İstanbul'da şu anda malum, Binali Yıldırım Bey var. O da bu emaneti inşallah, mâlum biz CHP'den aldık. Çöp, çukur çamur. Yalan, yasak, yoksulluk bunlardan aldık. Bizden sonra ara dönemler oldu, yine bizim arkadaşlarımız. Şimdi Binali Bey Türkiye'de en uzun dönem Ulaştırma Bakanlığı yapan arkadaşımız. Arkadan Başbakanlık dönemi oldu. Daha sonra Meclis Başkanlığı dönemi oldu. Ulusal ve uluslararası bazda Binali Bey'in tecrübesi çok önemli. Karşısındaki adayın İstanbul gibi bir şehirde öyle bir deneyimi söz konusu değil. Binali Bey'in İstanbul'da emeği var. İstanbul'da büyük düşünmeye mecburuz.
Binali Bey'in İstanbul'da emeği var. İstanbul'da büyük düşünmeye mecburuz.
Beyefendi 37 tane vaatte bulunmuş, sadece 2 tanesini yapmış. ben söylemiyorum. Bu da yine tespitler. Dürüst olacaksınız.
(Trenden inenler sitemi) Benim bu şeyim geneldir. Siz bir yola çıkıyorsunuz, yola beraber çıktığınız insanlar içerisinde sizinle beraber gelecek diye bir şey yok. Biz AK Parti olarak bizim şöyle bir anlayışımız var; Biz bu olaya dava olarak bakıyoruz. Sıradan bir parti olayı değil. Eğer bir dava adamıysan, bu davana ihanetin olmaması lazım. Görev verilir, yaparsın. 'Senden alınıp bir başkasına verelim' dendiği anda buna 'eyvallah' dersin.
Bu konuda çok görevlendirdiğimiz arkadaşlar olmuştur. CHP'de olduğu gibi bir yere çakılı kalmak diye, çakılı kadrolar olamaz, değiştirirsin. Liderin de görevi adeta satranç oynar gibi... Ben iyi satranç bilmem yalnız, bunu o şekilde değerlendirmek lazım. Böyle yürütülürse bu işte başarılı olunur.
Ayrılanlar oldu. İsim vermeye falan gerek yok.
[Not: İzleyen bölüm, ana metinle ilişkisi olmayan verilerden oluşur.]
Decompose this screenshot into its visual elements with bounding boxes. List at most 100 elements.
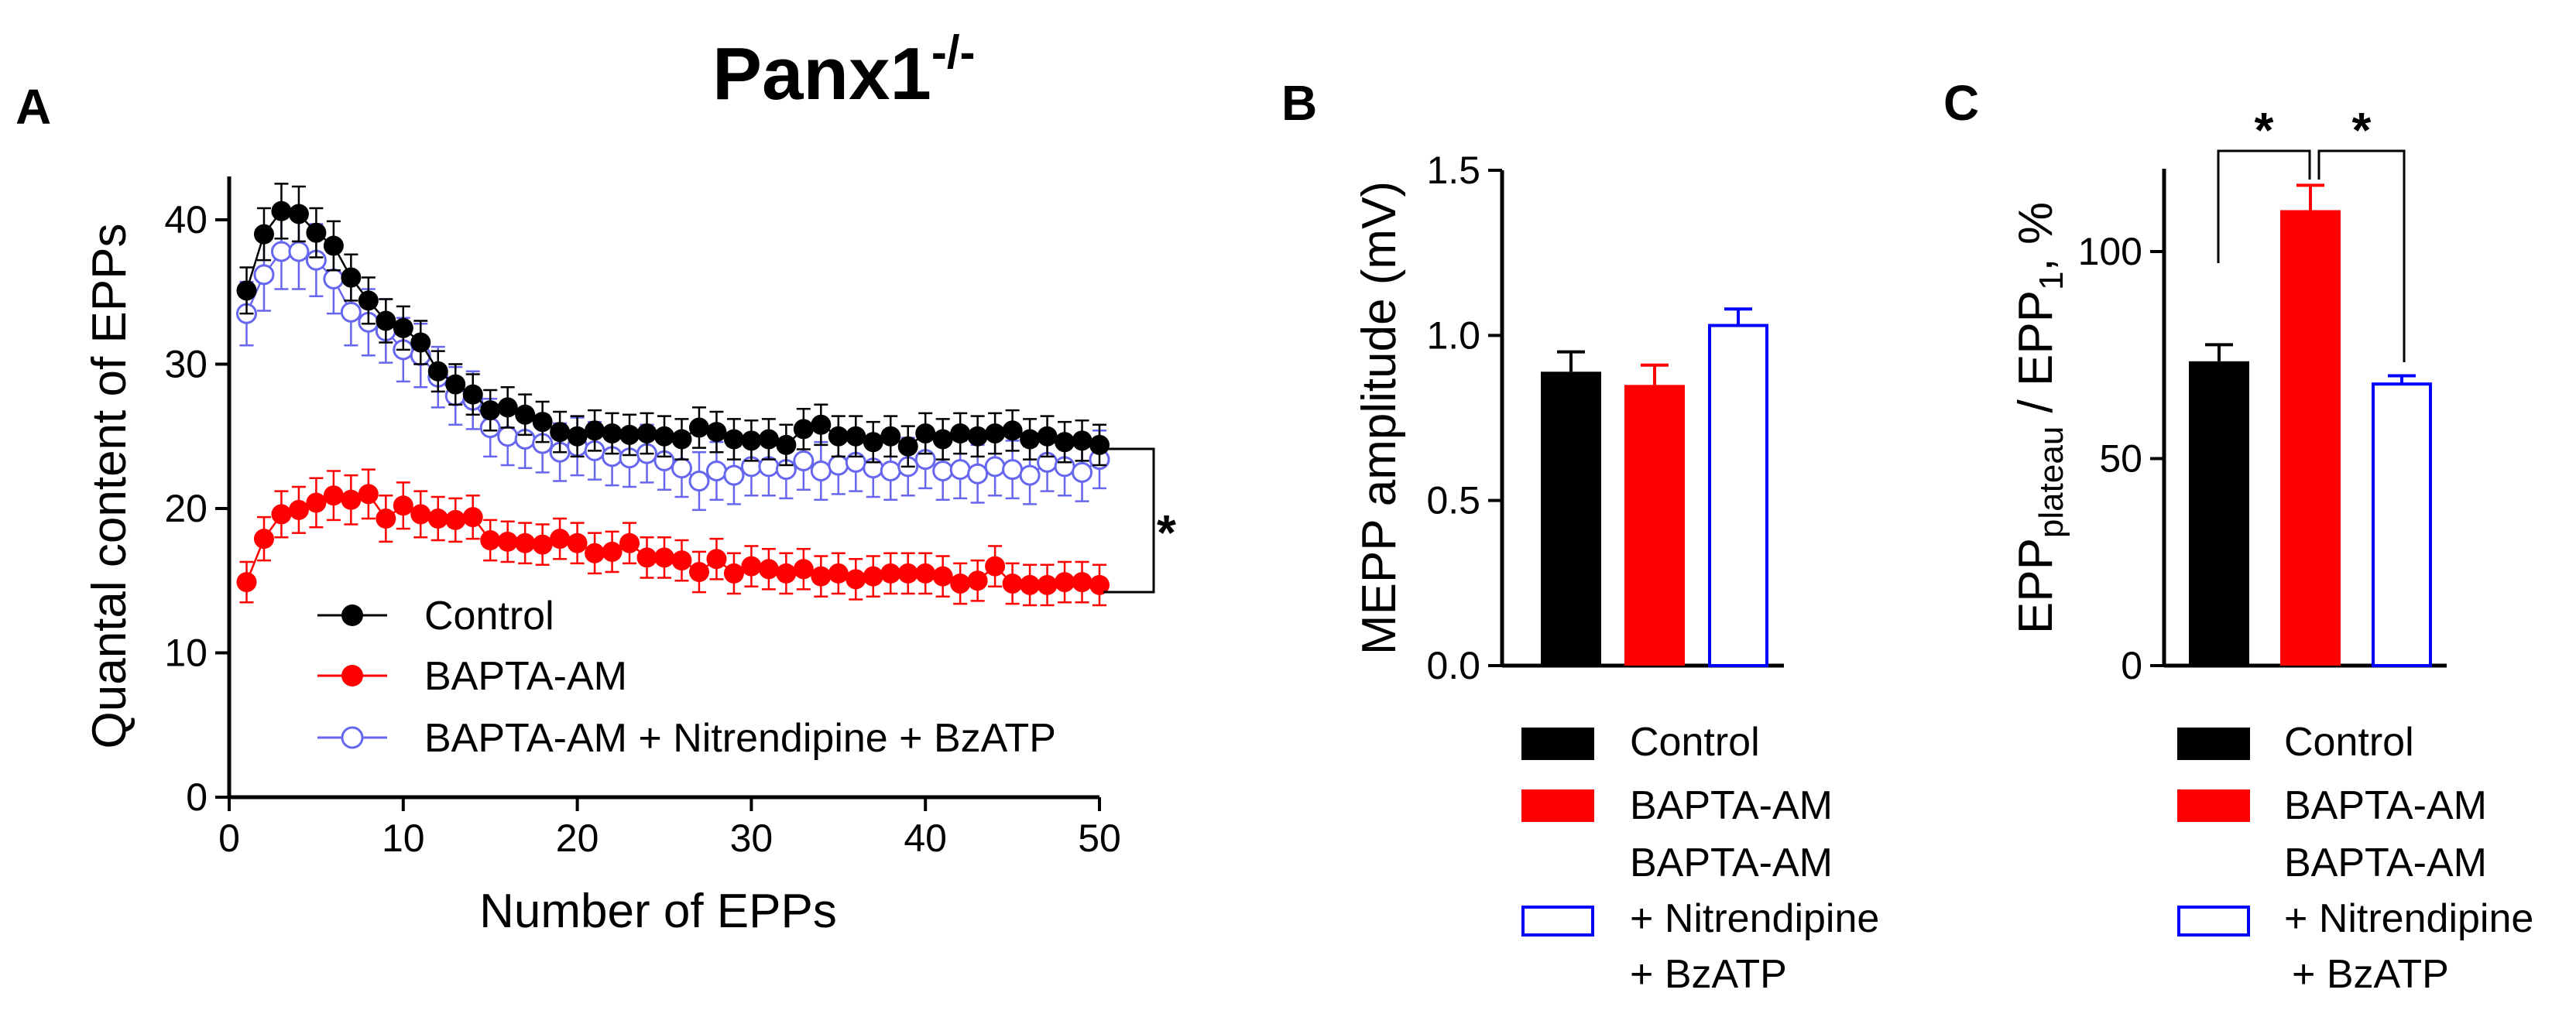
a-data-point — [776, 563, 797, 584]
a-data-point — [1002, 420, 1023, 441]
a-data-point — [758, 559, 779, 580]
a-data-point — [480, 530, 501, 551]
b-bar-2 — [1708, 324, 1768, 667]
c-y-tick-label: 0 — [2121, 644, 2142, 687]
a-y-tick-label: 40 — [164, 198, 208, 241]
a-data-point — [967, 463, 989, 485]
c-legend-label-combo-1: BAPTA-AM — [2284, 841, 2487, 885]
a-plot-area — [235, 183, 1110, 607]
a-data-point — [723, 563, 744, 584]
c-ylabel-sub1: plateau — [2032, 426, 2070, 538]
b-legend-label-combo-2: + Nitrendipine — [1630, 896, 1879, 941]
a-data-point — [932, 429, 953, 450]
a-data-point — [323, 485, 344, 506]
a-data-point — [410, 332, 431, 353]
a-data-point — [949, 459, 971, 481]
a-series-1 — [236, 468, 1110, 607]
a-data-point — [427, 361, 448, 382]
c-bracket-right — [2317, 149, 2406, 362]
a-data-point — [1037, 426, 1058, 447]
a-data-point — [880, 426, 901, 447]
a-data-point — [741, 556, 762, 577]
a-y-tick-label: 0 — [186, 776, 208, 819]
a-data-point — [341, 267, 362, 288]
a-data-point — [880, 460, 901, 481]
b-y-tick-label: 0.0 — [1426, 644, 1480, 687]
a-data-point — [706, 422, 727, 443]
a-data-point — [636, 423, 657, 443]
c-legend-swatch-bapta — [2177, 789, 2250, 822]
b-y-axis-title: MEPP amplitude (mV) — [1353, 181, 1406, 655]
a-data-point — [932, 566, 953, 587]
a-data-point — [636, 547, 657, 568]
a-data-point — [705, 460, 727, 481]
a-data-point — [897, 563, 918, 584]
a-data-point — [863, 432, 883, 453]
a-data-point — [828, 454, 849, 476]
c-legend-label-control: Control — [2284, 720, 2414, 765]
a-significance-bracket — [1099, 447, 1155, 594]
a-y-axis-title: Quantal content of EPPs — [83, 224, 136, 749]
c-legend-swatch-control — [2177, 728, 2250, 760]
a-data-point — [846, 569, 866, 590]
a-series-0 — [236, 183, 1110, 468]
a-data-point — [515, 532, 536, 553]
a-data-point — [253, 264, 275, 286]
a-data-point — [271, 504, 292, 525]
a-series-line — [245, 250, 1100, 483]
a-data-point — [306, 222, 327, 243]
a-data-point — [480, 400, 501, 421]
a-data-point — [915, 563, 936, 584]
a-data-point — [253, 224, 274, 245]
a-data-point — [1072, 430, 1092, 451]
c-legend: Control BAPTA-AM BAPTA-AM + Nitrendipine… — [2177, 720, 2533, 997]
a-data-point — [532, 534, 553, 555]
b-y-tick-label: 1.0 — [1426, 313, 1480, 357]
a-data-point — [671, 429, 692, 450]
a-data-point — [1072, 572, 1092, 593]
a-data-point — [723, 464, 745, 486]
c-significance-star-1: * — [2255, 102, 2274, 158]
a-significance-star: * — [1157, 505, 1176, 560]
a-data-point — [967, 426, 988, 447]
b-legend-swatch-control — [1521, 728, 1594, 760]
a-legend-item-combo: BAPTA-AM + Nitrendipine + BzATP — [317, 716, 1056, 761]
c-bar-0 — [2189, 361, 2249, 666]
a-data-point — [497, 426, 519, 447]
a-data-point — [1089, 434, 1110, 455]
a-legend-marker-combo — [341, 726, 364, 749]
a-data-point — [897, 436, 918, 457]
a-data-point — [567, 532, 588, 553]
a-data-point — [358, 484, 379, 505]
a-data-point — [723, 429, 744, 450]
a-data-point — [1020, 574, 1041, 595]
a-data-point — [793, 559, 814, 580]
a-data-point — [810, 460, 832, 481]
a-data-point — [550, 422, 571, 443]
b-legend-swatch-bapta — [1521, 789, 1594, 822]
a-data-point — [271, 200, 292, 221]
a-legend-label-combo: BAPTA-AM + Nitrendipine + BzATP — [424, 716, 1056, 761]
a-data-point — [811, 414, 832, 435]
a-data-point — [288, 204, 309, 224]
panel-b: B 0.0 0.5 1.0 1.5 MEPP amplitude (mV) Contr… — [1281, 75, 1879, 997]
a-y-tick-label: 20 — [164, 487, 208, 530]
a-data-point — [497, 397, 518, 418]
b-legend-label-bapta: BAPTA-AM — [1630, 783, 1833, 828]
a-data-point — [585, 420, 605, 441]
a-data-point — [341, 489, 362, 510]
a-data-point — [776, 434, 797, 455]
a-data-point — [619, 532, 640, 553]
a-data-point — [1019, 464, 1041, 486]
a-data-point — [550, 529, 571, 550]
b-legend-label-combo-1: BAPTA-AM — [1630, 841, 1833, 885]
c-legend-swatch-combo — [2177, 906, 2250, 937]
a-legend-marker-control — [341, 604, 363, 626]
a-data-point — [915, 423, 936, 443]
b-legend-label-control: Control — [1630, 720, 1760, 765]
a-data-point — [793, 450, 815, 471]
c-legend-label-combo-3: + BzATP — [2292, 952, 2449, 997]
a-legend-label-control: Control — [424, 594, 554, 639]
a-data-point — [950, 423, 971, 443]
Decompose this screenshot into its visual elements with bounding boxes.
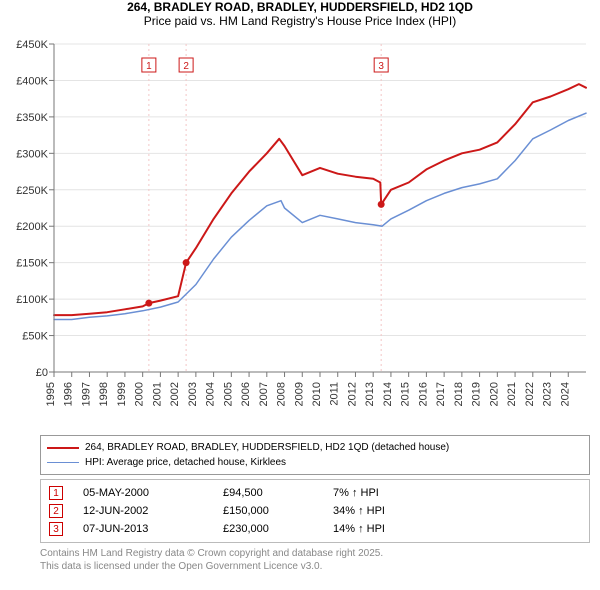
chart-container: £0 £50K £100K £150K £200K £250K £300K £350K £400… — [10, 34, 590, 429]
svg-text:2014: 2014 — [382, 382, 394, 406]
svg-text:2013: 2013 — [364, 382, 376, 406]
svg-text:2018: 2018 — [453, 382, 465, 406]
svg-text:2006: 2006 — [240, 382, 252, 406]
annotation-marker-2: 2 — [49, 504, 63, 518]
svg-text:3: 3 — [378, 61, 384, 72]
legend-row-property: 264, BRADLEY ROAD, BRADLEY, HUDDERSFIELD… — [47, 440, 583, 455]
svg-text:2002: 2002 — [169, 382, 181, 406]
svg-text:2023: 2023 — [542, 382, 554, 406]
annotation-marker-3: 3 — [49, 522, 63, 536]
svg-text:2: 2 — [183, 61, 189, 72]
annotation-date: 07-JUN-2013 — [83, 523, 223, 535]
svg-text:£350K: £350K — [16, 112, 48, 124]
svg-text:2022: 2022 — [524, 382, 536, 406]
legend-label-hpi: HPI: Average price, detached house, Kirk… — [85, 455, 286, 470]
chart-title-line2: Price paid vs. HM Land Registry's House … — [0, 14, 600, 28]
svg-text:2021: 2021 — [506, 382, 518, 406]
legend-row-hpi: HPI: Average price, detached house, Kirk… — [47, 455, 583, 470]
svg-text:1: 1 — [146, 61, 152, 72]
annotation-marker-1: 1 — [49, 486, 63, 500]
svg-text:2008: 2008 — [276, 382, 288, 406]
svg-text:1997: 1997 — [80, 382, 92, 406]
svg-text:2012: 2012 — [346, 382, 358, 406]
svg-text:2004: 2004 — [205, 382, 217, 406]
legend-label-property: 264, BRADLEY ROAD, BRADLEY, HUDDERSFIELD… — [85, 440, 449, 455]
copyright-notice: Contains HM Land Registry data © Crown c… — [40, 547, 590, 573]
legend-swatch-property — [47, 447, 79, 449]
svg-text:£50K: £50K — [22, 331, 48, 343]
svg-text:2009: 2009 — [293, 382, 305, 406]
svg-text:2016: 2016 — [417, 382, 429, 406]
svg-text:£300K: £300K — [16, 148, 48, 160]
annotation-diff: 14% ↑ HPI — [333, 523, 423, 535]
svg-text:2015: 2015 — [400, 382, 412, 406]
price-chart: £0 £50K £100K £150K £200K £250K £300K £350K £400… — [10, 34, 590, 429]
svg-text:2020: 2020 — [488, 382, 500, 406]
annotation-row: 3 07-JUN-2013 £230,000 14% ↑ HPI — [49, 522, 581, 536]
annotation-price: £94,500 — [223, 487, 333, 499]
annotation-date: 12-JUN-2002 — [83, 505, 223, 517]
annotation-diff: 7% ↑ HPI — [333, 487, 423, 499]
svg-text:1998: 1998 — [98, 382, 110, 406]
svg-text:1996: 1996 — [63, 382, 75, 406]
svg-text:£250K: £250K — [16, 185, 48, 197]
annotation-price: £150,000 — [223, 505, 333, 517]
svg-text:2001: 2001 — [151, 382, 163, 406]
copyright-line1: Contains HM Land Registry data © Crown c… — [40, 547, 590, 560]
svg-text:2011: 2011 — [329, 382, 341, 406]
svg-text:2005: 2005 — [222, 382, 234, 406]
copyright-line2: This data is licensed under the Open Gov… — [40, 560, 590, 573]
svg-text:2017: 2017 — [435, 382, 447, 406]
annotation-row: 2 12-JUN-2002 £150,000 34% ↑ HPI — [49, 504, 581, 518]
annotation-price: £230,000 — [223, 523, 333, 535]
svg-text:1995: 1995 — [45, 382, 57, 406]
svg-text:£450K: £450K — [16, 39, 48, 51]
svg-text:2000: 2000 — [134, 382, 146, 406]
svg-text:2007: 2007 — [258, 382, 270, 406]
legend: 264, BRADLEY ROAD, BRADLEY, HUDDERSFIELD… — [40, 435, 590, 475]
svg-text:1999: 1999 — [116, 382, 128, 406]
legend-swatch-hpi — [47, 462, 79, 463]
svg-text:£100K: £100K — [16, 294, 48, 306]
svg-text:£200K: £200K — [16, 221, 48, 233]
sales-annotations: 1 05-MAY-2000 £94,500 7% ↑ HPI 2 12-JUN-… — [40, 479, 590, 543]
annotation-date: 05-MAY-2000 — [83, 487, 223, 499]
svg-text:£150K: £150K — [16, 258, 48, 270]
annotation-row: 1 05-MAY-2000 £94,500 7% ↑ HPI — [49, 486, 581, 500]
svg-text:£400K: £400K — [16, 75, 48, 87]
svg-text:2019: 2019 — [471, 382, 483, 406]
svg-text:2024: 2024 — [559, 382, 571, 406]
svg-text:2010: 2010 — [311, 382, 323, 406]
annotation-diff: 34% ↑ HPI — [333, 505, 423, 517]
svg-text:2003: 2003 — [187, 382, 199, 406]
svg-text:£0: £0 — [36, 367, 48, 379]
chart-title-line1: 264, BRADLEY ROAD, BRADLEY, HUDDERSFIELD… — [0, 0, 600, 14]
Bu ayrılanlarla bir daha onlarla beraber yol yürümek mümkün değil. Ama biz onları kovmadık, 'gidin' demedik. Tek bir gayemiz var; millete hizmet eden hiçbir zaman hezimete uğramaz. Devam etmek isteyenler yine bizimle beraberler. Ha nedir, şuradaydı, alırız şurada görevlendiririz.
(İndirimli sebze satışları) Sosyal devletin gereğini yerine getiriyoruz. Operasyon çekmeye çalışanlara cevabımızı verdik. Ekonomik bir suikastla karşı karşıya kaldık. Serbest piyasayı biliriz, kimse bizi aldatmasın. Biz üreticinin karşısında değiliz.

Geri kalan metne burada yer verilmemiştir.